Science

Stanford Engineers Develop 3D Texture Tests to Make Plant-Based Meat with “Precisely Desired” Properties

Stanford University engineers have developed a new AI model for food texture testing to improve the sensory experience of plant-based meat and encourage wider acceptance, especially among meat lovers.

The researchers say the method could accelerate the development of appealing vegan alternatives by replacing trial-and-error approaches with a systematic, data-driven strategy that can tailor specific features to match consumer expectations.

“Instead of using a trial-and-error approach to improve the texture of plant-based meat, we could envision using generative artificial intelligence to scientifically generate recipes for plant-based meat products with precisely desired properties,” the authors state.

Testing the “mechanical signature”

In the study published in Science of Food, the researchers show how they used a combination of mechanical testing and machine learning to measure and replicate the texture of plant-based and animal meat, similar to human taste testers.

Pant-based meat texture testing
© Kurt Hickman

The researchers used tension, compression, and shear tests to evaluate the texture of eight products: five plant-based (tofurky, sausage, hot dog, extrafirm and firm tofu) and three animal products (spam turkey, animal sausage, and animal hotdog).

“What’s really cool is that the ranking of the people was almost identical to the ranking of the machine”

Additionally, they used constitutive neural networks to find if plant-based meat mimics the “mechanical signature” of animal meat across the entire three-dimensional spectrum model instead of the usual one-dimension. The data was processed using machine learning while human testers ate samples to rate the products on a 5-point scale for 12 categories: soft, hard, brittle, chewy, gummy, viscous, springy, sticky, fibrous, fatty, moist, and meat-like.
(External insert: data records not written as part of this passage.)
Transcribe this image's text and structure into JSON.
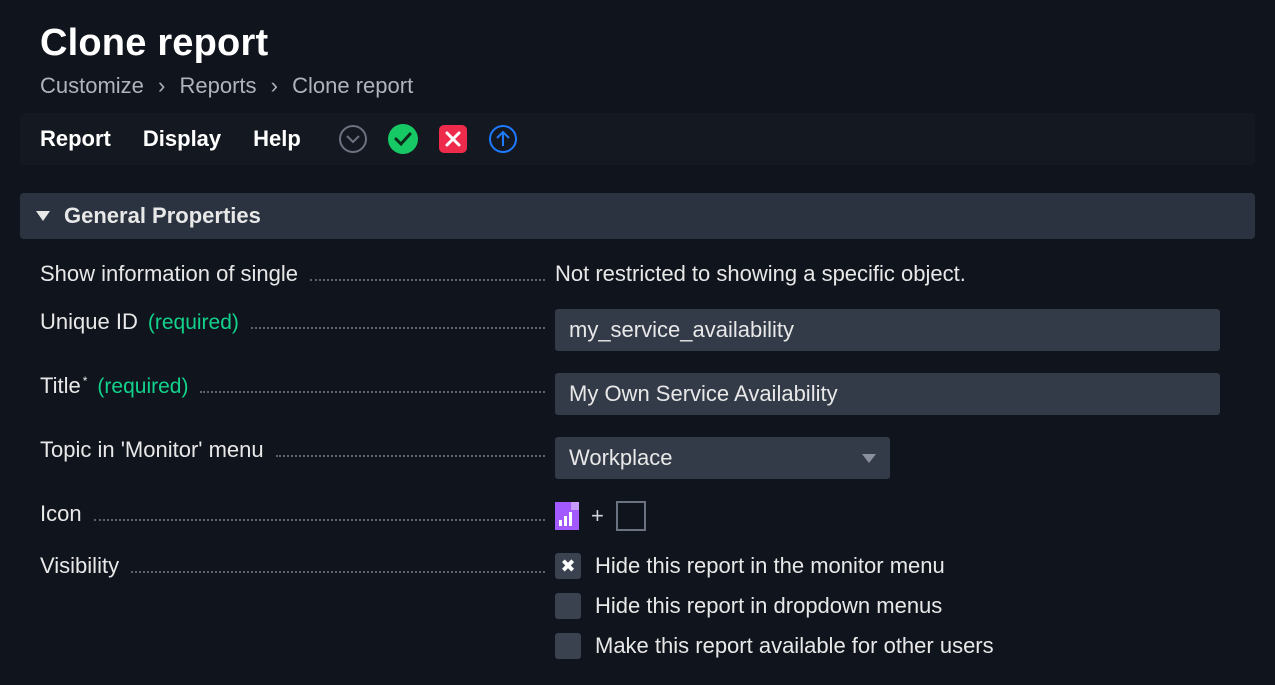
{
  "page_title": "Clone report",
  "breadcrumb": {
    "a": "Customize",
    "b": "Reports",
    "c": "Clone report"
  },
  "toolbar": {
    "report": "Report",
    "display": "Display",
    "help": "Help"
  },
  "section": {
    "title": "General Properties"
  },
  "labels": {
    "show_single": "Show information of single",
    "unique_id": "Unique ID",
    "title": "Title",
    "topic": "Topic in 'Monitor' menu",
    "icon": "Icon",
    "visibility": "Visibility",
    "required": "(required)"
  },
  "values": {
    "show_single": "Not restricted to showing a specific object.",
    "unique_id": "my_service_availability",
    "title": "My Own Service Availability",
    "topic_selected": "Workplace"
  },
  "checks": {
    "hide_monitor": "Hide this report in the monitor menu",
    "hide_dropdown": "Hide this report in dropdown menus",
    "share": "Make this report available for other users"
  },
  "glyphs": {
    "plus": "+",
    "x": "✖"
  }
}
After 157 mechanical tests and 288 neural network simulations, the researchers found that some plant-based meats already mimic the texture of animal meats well. Mechanical tests showed that plant-based hotdogs and sausages had textures similar to their animal counterparts. Meanwhile, plant-based turkey was stiffer, and tofu was softer than animal products. Human and mechanical texture assessments ranked similarly, validating the mechanical test accuracy.

“We were surprised to find that today’s plant-based products can reproduce the whole texture spectrum of animal meats,” said Ellen Kuhl, professor of mechanical engineering and senior author of the study shared with Stanford University.
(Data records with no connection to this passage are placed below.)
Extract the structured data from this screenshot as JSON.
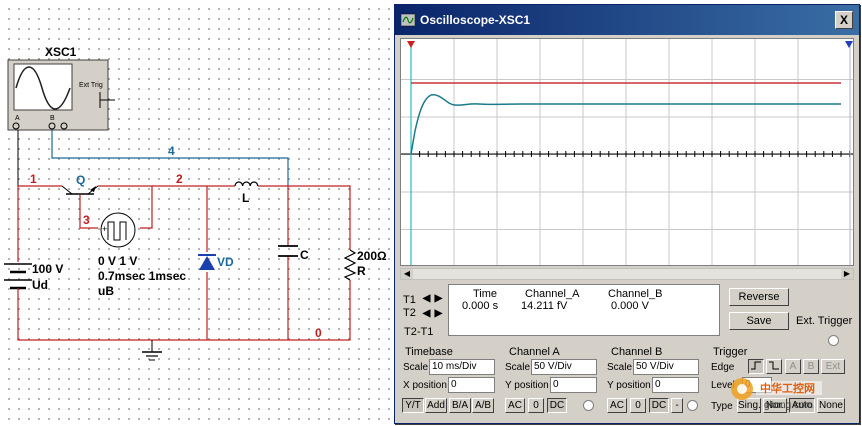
{
  "schematic": {
    "instrument_name": "XSC1",
    "ext_trig_label": "Ext Trig",
    "port_a": "A",
    "port_b": "B",
    "net_1": "1",
    "net_2": "2",
    "net_3": "3",
    "net_4": "4",
    "net_0": "0",
    "transistor_label": "Q",
    "inductor_label": "L",
    "capacitor_label": "C",
    "resistor_value": "200Ω",
    "resistor_label": "R",
    "diode_label": "VD",
    "source_value": "100 V",
    "source_label": "Ud",
    "pulse_line1": "0 V 1 V",
    "pulse_line2": "0.7msec 1msec",
    "pulse_label": "uB"
  },
  "scope": {
    "title": "Oscilloscope-XSC1",
    "close_glyph": "X",
    "colors": {
      "trace_a": "#1a7a8a",
      "trace_b": "#c8323c",
      "cursor_1": "#cc2020",
      "cursor_2": "#2040c0"
    },
    "readout": {
      "t1": "T1",
      "t2": "T2",
      "t2t1": "T2-T1",
      "headers": {
        "time": "Time",
        "channel_a": "Channel_A",
        "channel_b": "Channel_B"
      },
      "values": {
        "time": "0.000 s",
        "channel_a": "14.211 fV",
        "channel_b": "0.000 V"
      }
    },
    "buttons": {
      "reverse": "Reverse",
      "save": "Save",
      "ext_trigger": "Ext. Trigger"
    },
    "timebase": {
      "title": "Timebase",
      "scale_label": "Scale",
      "scale_value": "10 ms/Div",
      "xpos_label": "X position",
      "xpos_value": "0",
      "yt": "Y/T",
      "add": "Add",
      "ba": "B/A",
      "ab": "A/B"
    },
    "channel_a": {
      "title": "Channel A",
      "scale_label": "Scale",
      "scale_value": "50  V/Div",
      "ypos_label": "Y position",
      "ypos_value": "0",
      "ac": "AC",
      "zero": "0",
      "dc": "DC"
    },
    "channel_b": {
      "title": "Channel B",
      "scale_label": "Scale",
      "scale_value": "50  V/Div",
      "ypos_label": "Y position",
      "ypos_value": "0",
      "ac": "AC",
      "zero": "0",
      "dc": "DC",
      "minus": "-"
    },
    "trigger": {
      "title": "Trigger",
      "edge_label": "Edge",
      "level_label": "Level",
      "level_value": "0",
      "a": "A",
      "b": "B",
      "ext": "Ext",
      "type_label": "Type",
      "sing": "Sing.",
      "nor": "Nor.",
      "auto": "Auto",
      "none": "None"
    }
  },
  "watermark": {
    "line1": "中华工控网",
    "line2": "gkong.com"
  }
}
“What’s really cool is that the ranking of the people was almost identical to the ranking of the machine. That’s great because now we can use the machine to have a quantitative, very reproducible test,” she added.

plant-based meat alternatives
© bit24 – stock.adobe.com

Exploring ingredients

Other findings showed that animal meats exhibited higher tension-compression asymmetry than plant-based meats, showing stiffer tension than compression. In contrast, most plant-based products showed the opposite pattern or were symmetric, which means they could break more easily.
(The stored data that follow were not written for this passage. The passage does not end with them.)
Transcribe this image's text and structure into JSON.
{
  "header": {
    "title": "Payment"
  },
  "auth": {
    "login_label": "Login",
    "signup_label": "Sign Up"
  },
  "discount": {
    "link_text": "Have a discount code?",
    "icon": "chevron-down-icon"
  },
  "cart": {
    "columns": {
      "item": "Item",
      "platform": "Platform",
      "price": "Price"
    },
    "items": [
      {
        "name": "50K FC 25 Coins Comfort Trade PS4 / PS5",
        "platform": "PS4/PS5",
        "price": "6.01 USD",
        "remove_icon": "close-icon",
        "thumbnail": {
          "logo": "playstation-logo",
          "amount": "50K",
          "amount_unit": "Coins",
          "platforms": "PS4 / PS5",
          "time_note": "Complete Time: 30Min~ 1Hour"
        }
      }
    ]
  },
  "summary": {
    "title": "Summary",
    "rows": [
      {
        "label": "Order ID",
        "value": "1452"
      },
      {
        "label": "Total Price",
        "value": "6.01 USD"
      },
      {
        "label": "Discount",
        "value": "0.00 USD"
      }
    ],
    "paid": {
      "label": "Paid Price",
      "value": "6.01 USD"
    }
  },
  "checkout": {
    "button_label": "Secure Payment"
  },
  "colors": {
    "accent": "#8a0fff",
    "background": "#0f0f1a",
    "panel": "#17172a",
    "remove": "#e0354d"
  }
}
Additionally, according to the researchers, the mechanical properties of plant-based meat depend heavily on the source of the plants and processing technique, with the most successful combinations featuring wheat, pea, or potato proteins. These findings were possible due to the AI-driven neural networks that map relationships between ingredients and textures. The researchers suggest exploring first which ingredients deliver the correct textures to reverse-engineer formulas and create more precisely engineered products.

The team is sharing their data online to promote collaboration and innovation in plant-based meat development, as artificial intelligence needs lots of data. The researchers will continue testing various food items, including engineered fungi, and build a public database to support further research since traditional testing methods are not standardized and results are not usually shared.

“Our study shows that the one-dimensional stiffness of plant-based and animal sausage and hotdog is nearly identical, but their three-dimensional characteristics are not.

“Our approach to automatically discover the mechanics of plant-based and animal meat with constitutive neural networks could be a starting point towards using generative artificial intelligence to reverse-engineer formulas for plant-based meat products with customer-friendly tunable properties,” said the authors.